Miles reflected during some moments, then said to himself, "Yes, that is
the thing to do--by any other means it were impossible to get at it--and
certes, this hour's experience has taught me 'twould be most wearing and
inconvenient to continue it as it is. Yes, I will propose it; 'twas a
happy accident that I did not throw the chance away." Then he dropped
upon one knee and said--

"My poor service went not beyond the limit of a subject's simple duty,
and therefore hath no merit; but since your Majesty is pleased to hold it
worthy some reward, I take heart of grace to make petition to this
effect. Near four hundred years ago, as your grace knoweth, there being
ill blood betwixt John, King of England, and the King of France, it was
decreed that two champions should fight together in the lists, and so
settle the dispute by what is called the arbitrament of God. These two
kings, and the Spanish king, being assembled to witness and judge the
conflict, the French champion appeared; but so redoubtable was he, that
our English knights refused to measure weapons with him. So the matter,
which was a weighty one, was like to go against the English monarch by
default. Now in the Tower lay the Lord de Courcy, the mightiest arm in
England, stripped of his honours and possessions, and wasting with long
captivity. Appeal was made to him; he gave assent, and came forth
arrayed for battle; but no sooner did the Frenchman glimpse his huge
frame and hear his famous name but he fled away, and the French king's
cause was lost. King John restored De Courcy's titles and possessions,
and said, 'Name thy wish and thou shalt have it, though it cost me half
my kingdom;' whereat De Courcy, kneeling, as I do now, made answer,
'This, then, I ask, my liege; that I and my successors may have and hold
the privilege of remaining covered in the presence of the kings of
England, henceforth while the throne shall last.' The boon was granted,
as your Majesty knoweth; and there hath been no time, these four hundred
years, that that line has failed of an heir; and so, even unto this day,
the head of that ancient house still weareth his hat or helm before the
King's Majesty, without let or hindrance, and this none other may do. {3}
Invoking this precedent in aid of my prayer, I beseech the King to grant
to me but this one grace and privilege--to my more than sufficient
reward--and none other, to wit: that I and my heirs, for ever, may SIT
in the presence of the Majesty of England!"
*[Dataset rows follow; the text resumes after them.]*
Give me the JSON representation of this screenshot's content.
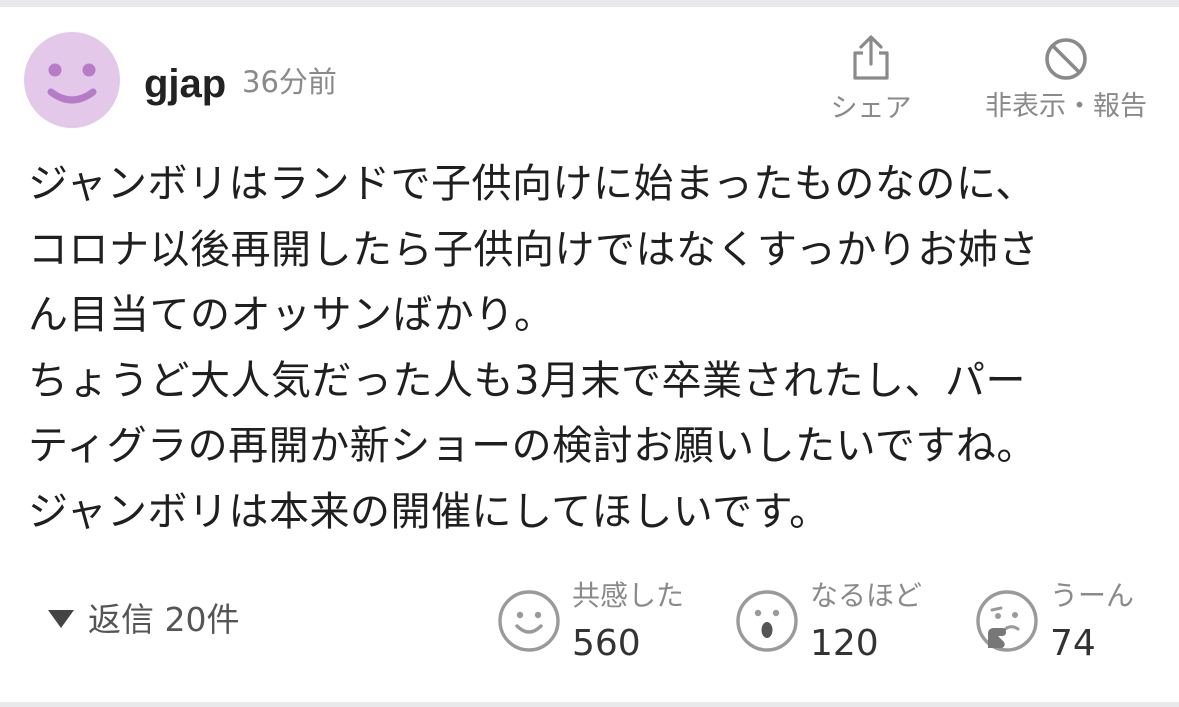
{
  "comment": {
    "user": {
      "name": "gjap",
      "avatar_icon": "smiley-avatar-icon",
      "avatar_color": "#e3c8ea"
    },
    "time_ago": "36分前",
    "actions": {
      "share_label": "シェア",
      "share_icon": "share-icon",
      "report_label": "非表示・報告",
      "report_icon": "prohibited-icon"
    },
    "body_lines": [
      "ジャンボリはランドで子供向けに始まったものなのに、",
      "コロナ以後再開したら子供向けではなくすっかりお姉さ",
      "ん目当てのオッサンばかり。",
      "ちょうど大人気だった人も3月末で卒業されたし、パー",
      "ティグラの再開か新ショーの検討お願いしたいですね。",
      "ジャンボリは本来の開催にしてほしいです。"
    ],
    "replies_label": "返信 20件",
    "reactions": [
      {
        "label": "共感した",
        "count": "560",
        "icon": "smile-face-icon"
      },
      {
        "label": "なるほど",
        "count": "120",
        "icon": "surprised-face-icon"
      },
      {
        "label": "うーん",
        "count": "74",
        "icon": "thinking-face-icon"
      }
    ]
  }
}
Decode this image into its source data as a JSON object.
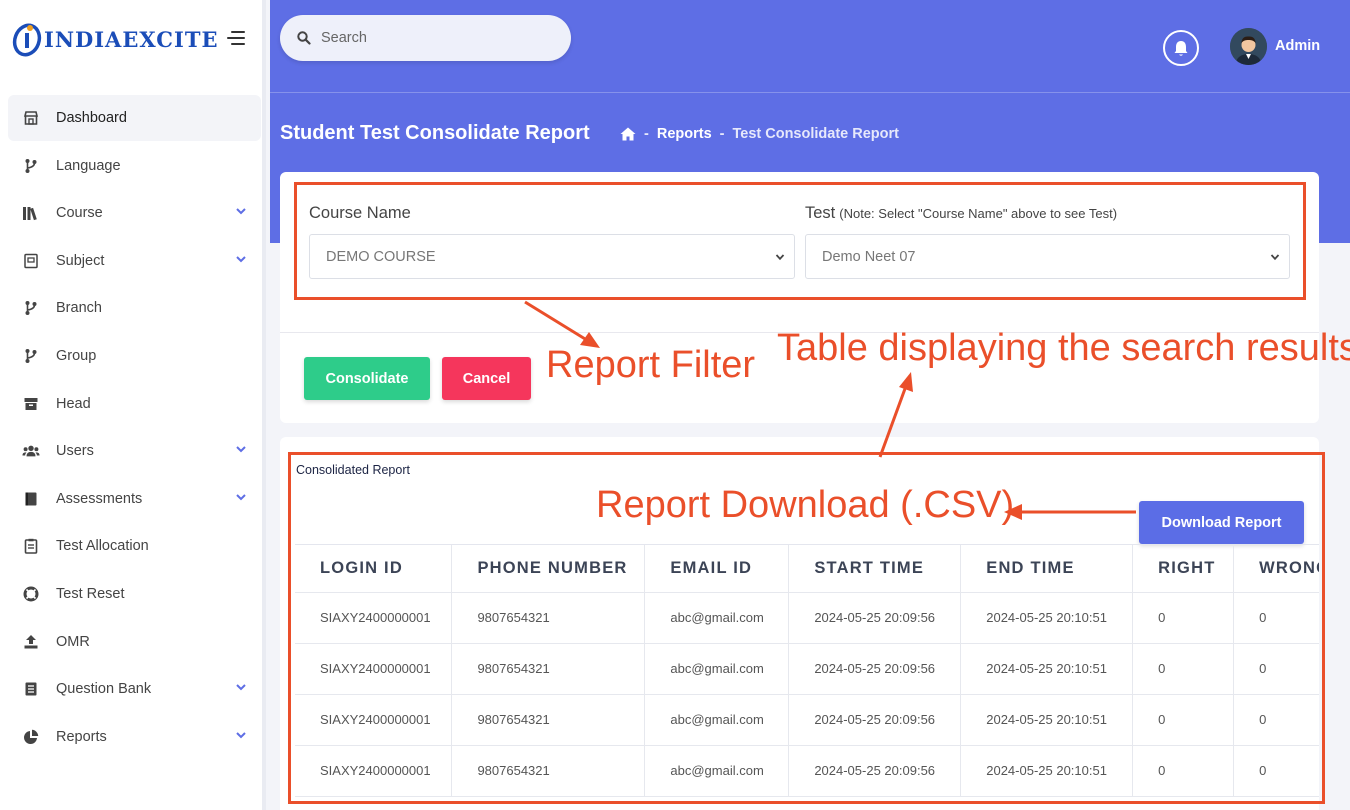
{
  "brand": {
    "name": "INDIAEXCITE",
    "color": "#1b4db8"
  },
  "search": {
    "placeholder": "Search"
  },
  "header": {
    "user_name": "Admin",
    "bg_color": "#5e6ee5"
  },
  "page": {
    "title": "Student Test Consolidate Report",
    "breadcrumb": {
      "reports": "Reports",
      "current": "Test Consolidate Report"
    }
  },
  "sidebar": {
    "items": [
      {
        "label": "Dashboard",
        "icon": "store-icon",
        "has_submenu": false,
        "active": true
      },
      {
        "label": "Language",
        "icon": "branch-icon",
        "has_submenu": false
      },
      {
        "label": "Course",
        "icon": "books-icon",
        "has_submenu": true
      },
      {
        "label": "Subject",
        "icon": "book-icon",
        "has_submenu": true
      },
      {
        "label": "Branch",
        "icon": "branch-icon",
        "has_submenu": false
      },
      {
        "label": "Group",
        "icon": "branch-icon",
        "has_submenu": false
      },
      {
        "label": "Head",
        "icon": "box-icon",
        "has_submenu": false
      },
      {
        "label": "Users",
        "icon": "users-icon",
        "has_submenu": true
      },
      {
        "label": "Assessments",
        "icon": "notebook-icon",
        "has_submenu": true
      },
      {
        "label": "Test Allocation",
        "icon": "clipboard-icon",
        "has_submenu": false
      },
      {
        "label": "Test Reset",
        "icon": "lifebuoy-icon",
        "has_submenu": false
      },
      {
        "label": "OMR",
        "icon": "upload-icon",
        "has_submenu": false
      },
      {
        "label": "Question Bank",
        "icon": "list-icon",
        "has_submenu": true
      },
      {
        "label": "Reports",
        "icon": "pie-chart-icon",
        "has_submenu": true
      }
    ]
  },
  "filter": {
    "course_label": "Course Name",
    "course_value": "DEMO COURSE",
    "test_label": "Test",
    "test_note": "(Note: Select \"Course Name\" above to see Test)",
    "test_value": "Demo Neet 07",
    "consolidate_label": "Consolidate",
    "cancel_label": "Cancel",
    "consolidate_color": "#2ecc8a",
    "cancel_color": "#f5365c"
  },
  "report": {
    "title": "Consolidated Report",
    "download_label": "Download Report",
    "columns": [
      "LOGIN ID",
      "PHONE NUMBER",
      "EMAIL ID",
      "START TIME",
      "END TIME",
      "RIGHT",
      "WRONG"
    ],
    "rows": [
      [
        "SIAXY2400000001",
        "9807654321",
        "abc@gmail.com",
        "2024-05-25 20:09:56",
        "2024-05-25 20:10:51",
        "0",
        "0"
      ],
      [
        "SIAXY2400000001",
        "9807654321",
        "abc@gmail.com",
        "2024-05-25 20:09:56",
        "2024-05-25 20:10:51",
        "0",
        "0"
      ],
      [
        "SIAXY2400000001",
        "9807654321",
        "abc@gmail.com",
        "2024-05-25 20:09:56",
        "2024-05-25 20:10:51",
        "0",
        "0"
      ],
      [
        "SIAXY2400000001",
        "9807654321",
        "abc@gmail.com",
        "2024-05-25 20:09:56",
        "2024-05-25 20:10:51",
        "0",
        "0"
      ]
    ]
  },
  "annotations": {
    "report_filter": "Report Filter",
    "table_results": "Table displaying the search results",
    "report_download": "Report Download (.CSV)",
    "color": "#ea4f2a"
  }
}
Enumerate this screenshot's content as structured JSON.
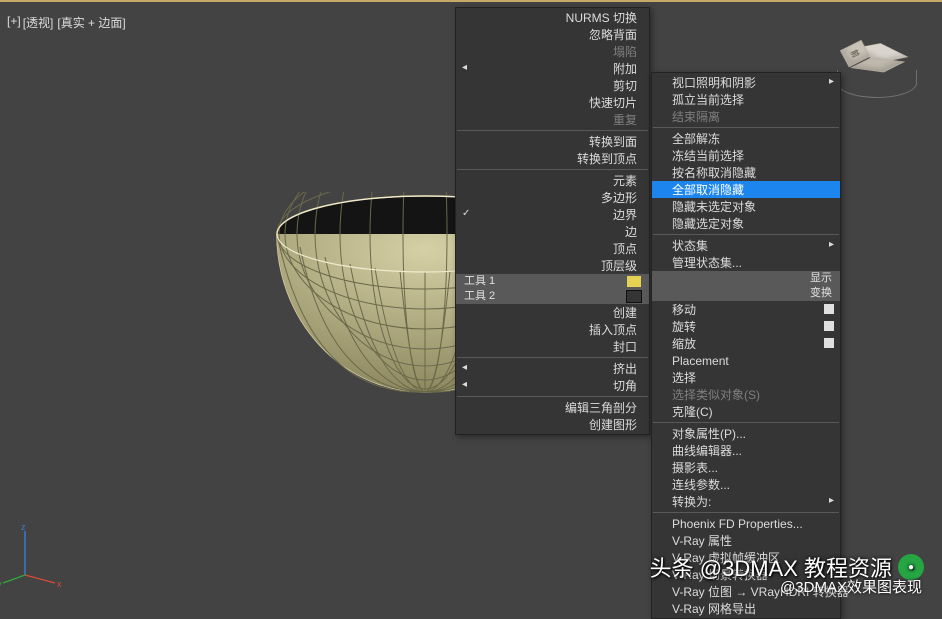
{
  "viewport": {
    "label_plus": "[+]",
    "label_view": "[透视]",
    "label_shade": "[真实 + 边面]",
    "cube_face": "前"
  },
  "menu1": {
    "items": [
      {
        "label": "NURMS 切换",
        "arrow": false,
        "type": "item"
      },
      {
        "label": "忽略背面",
        "type": "item"
      },
      {
        "label": "塌陷",
        "type": "item",
        "disabled": true
      },
      {
        "label": "附加",
        "type": "item",
        "arrow_l": true
      },
      {
        "label": "剪切",
        "type": "item"
      },
      {
        "label": "快速切片",
        "type": "item"
      },
      {
        "label": "重复",
        "type": "item",
        "disabled": true
      },
      {
        "type": "sep"
      },
      {
        "label": "转换到面",
        "type": "item"
      },
      {
        "label": "转换到顶点",
        "type": "item"
      },
      {
        "type": "sep"
      },
      {
        "label": "元素",
        "type": "item"
      },
      {
        "label": "多边形",
        "type": "item"
      },
      {
        "label": "边界",
        "type": "item",
        "checked": true
      },
      {
        "label": "边",
        "type": "item"
      },
      {
        "label": "顶点",
        "type": "item"
      },
      {
        "label": "顶层级",
        "type": "item"
      },
      {
        "type": "bar",
        "label": "工具 1",
        "swatch": "y"
      },
      {
        "type": "bar",
        "label": "工具 2",
        "swatch": "b"
      },
      {
        "label": "创建",
        "type": "item"
      },
      {
        "label": "插入顶点",
        "type": "item"
      },
      {
        "label": "封口",
        "type": "item"
      },
      {
        "type": "sep"
      },
      {
        "label": "挤出",
        "type": "item",
        "arrow_l": true
      },
      {
        "label": "切角",
        "type": "item",
        "arrow_l": true
      },
      {
        "type": "sep"
      },
      {
        "label": "编辑三角剖分",
        "type": "item"
      },
      {
        "label": "创建图形",
        "type": "item"
      }
    ]
  },
  "menu2": {
    "items": [
      {
        "label": "视口照明和阴影",
        "arrow": true
      },
      {
        "label": "孤立当前选择",
        "type": "item"
      },
      {
        "label": "结束隔离",
        "type": "item",
        "disabled": true
      },
      {
        "type": "sep"
      },
      {
        "label": "全部解冻",
        "type": "item"
      },
      {
        "label": "冻结当前选择",
        "type": "item"
      },
      {
        "label": "按名称取消隐藏",
        "type": "item"
      },
      {
        "label": "全部取消隐藏",
        "type": "item",
        "hl": true
      },
      {
        "label": "隐藏未选定对象",
        "type": "item"
      },
      {
        "label": "隐藏选定对象",
        "type": "item"
      },
      {
        "type": "sep"
      },
      {
        "label": "状态集",
        "arrow": true
      },
      {
        "label": "管理状态集...",
        "type": "item"
      },
      {
        "type": "bar",
        "barlabel_r": "显示"
      },
      {
        "type": "bar",
        "barlabel_r": "变换"
      },
      {
        "label": "移动",
        "pbox": true
      },
      {
        "label": "旋转",
        "pbox": true
      },
      {
        "label": "缩放",
        "pbox": true
      },
      {
        "label": "Placement",
        "type": "item"
      },
      {
        "label": "选择",
        "type": "item"
      },
      {
        "label": "选择类似对象(S)",
        "type": "item",
        "disabled": true
      },
      {
        "label": "克隆(C)",
        "type": "item"
      },
      {
        "type": "sep"
      },
      {
        "label": "对象属性(P)...",
        "type": "item"
      },
      {
        "label": "曲线编辑器...",
        "type": "item"
      },
      {
        "label": "摄影表...",
        "type": "item"
      },
      {
        "label": "连线参数...",
        "type": "item"
      },
      {
        "label": "转换为:",
        "arrow": true
      },
      {
        "type": "sep"
      },
      {
        "label": "Phoenix FD Properties...",
        "type": "item"
      },
      {
        "label": "V-Ray 属性",
        "type": "item"
      },
      {
        "label": "V-Ray 虚拟帧缓冲区",
        "type": "item"
      },
      {
        "label": "V-Ray 场景转换器",
        "type": "item"
      },
      {
        "label": "V-Ray 位图 → VRayHDRI 转换器",
        "type": "item"
      },
      {
        "label": "V-Ray 网格导出",
        "type": "item"
      }
    ]
  },
  "watermark": {
    "line1": "头条 @3DMAX 教程资源",
    "sub": "@3DMAX效果图表现"
  }
}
"Rise, Sir Miles Hendon, Knight," said the King, gravely--giving the
accolade with Hendon's sword--"rise, and seat thyself. Thy petition is
granted. Whilst England remains, and the crown continues, the privilege
shall not lapse."

His Majesty walked apart, musing, and Hendon dropped into a chair at
table, observing to himself, "'Twas a brave thought, and hath wrought me
a mighty deliverance; my legs are grievously wearied. An I had not
thought of that, I must have had to stand for weeks, till my poor lad's
wits are cured." After a little, he went on, "And so I am become a
knight of the Kingdom of Dreams and Shadows! A most odd and strange
position, truly, for one so matter-of-fact as I. I will not laugh--no,
God forbid, for this thing which is so substanceless to me is REAL to
him. And to me, also, in one way, it is not a falsity, for it reflects
with truth the sweet and generous spirit that is in him." After a pause:
"Ah, what if he should call me by my fine title before folk!--there'd be
a merry contrast betwixt my glory and my raiment! But no matter, let him
call me what he will, so it please him; I shall be content."